For several years, they had a business called Brothers Beef that was a direct-sales operation. They ran a booth at the Saturday farmers market in downtown Columbus, but, according to Brett, it became a choice between that and “Trevor going to his kids’ soccer games.”


The distilled grains component of the Glick operation came about when the Spagnuolo family, owners of Bear Wallow Distillery in Brown County, approached the brothers.

“They said, ‘Hey, you know how to clean grain, and we want to work with someone locally,’” says Trevor.

That led to supplying other distillers with custom grain cleaning and a partnership with a rye importing business.

Strategic planning is an ongoing part of their activity.

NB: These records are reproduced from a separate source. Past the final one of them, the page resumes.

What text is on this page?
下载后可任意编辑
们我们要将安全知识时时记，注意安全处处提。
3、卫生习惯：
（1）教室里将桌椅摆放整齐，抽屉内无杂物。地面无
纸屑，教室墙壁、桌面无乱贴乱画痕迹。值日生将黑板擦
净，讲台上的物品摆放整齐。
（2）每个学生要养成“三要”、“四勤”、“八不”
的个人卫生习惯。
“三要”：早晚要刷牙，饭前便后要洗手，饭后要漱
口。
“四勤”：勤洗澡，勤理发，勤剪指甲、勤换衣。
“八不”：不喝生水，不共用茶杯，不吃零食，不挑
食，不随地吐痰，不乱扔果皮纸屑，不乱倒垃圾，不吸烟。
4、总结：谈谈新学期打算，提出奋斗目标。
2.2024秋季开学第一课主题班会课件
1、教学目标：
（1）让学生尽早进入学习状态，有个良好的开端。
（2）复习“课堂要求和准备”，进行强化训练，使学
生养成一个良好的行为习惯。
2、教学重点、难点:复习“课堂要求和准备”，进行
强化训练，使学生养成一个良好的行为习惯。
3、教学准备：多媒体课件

Five years ago, they conducted a major SWOT (strengths, opportunities, weaknesses, threats) analysis. Brett maps out a budget on a monthly basis.
He grants that it doesn’t come as naturally as the more hands-on aspects of what needs to be done: “I’d rather be out bush-hogging or cleaning fence rows, but you have to know your route for where you’re going. You have to take your eyes off the scenery and look down at the map.”
They play to their strengths. Brett handles the financial analysis, and Trevor does a lot of the customer relations work.

Lynn can be seen strolling the premises on most days, which shouldn’t be surprising, given that the brothers’ office and the equipment storage building are across the lawn from his house.
“Grandpa is our parts retrieval specialist,” says Brett.

They send him on missions to nearby equipment dealerships when something breaks down. Lynn notes that it gives him the opportunity to eat at restaurants in Seymour or Greensburg.
Brett and his wife, Katie, have one daughter, Mae. Trevor and his wife, Kelly, have three children, Sophie, Ethan and Eli. Brett says that their wives are “very supportive of our business but not directly involved.”



Their mother, Marybeth, lives in a house adjacent to the farming property. After raising her children (and occasionally helping with tasks like tractor driving), she worked at Cummins, from which she retired. She now helps with 4-H projects for one of her granddaughters, the child of the brothers’ sister, Lisa.

What is it like to live one’s entire life on one piece of ground and see the same faces daily in one’s professional life in an age when mobility is the norm for so much of society?

“There’s definitely something very valuable about being grounded,” says Brett. “We do travel and have social lives, but we hold that connection to the past in high regard. There’s a particular shovel I really like to use. It has a worn handle and probably isn’t as efficient as one I could go buy at Rural King, but I am putting history to use.”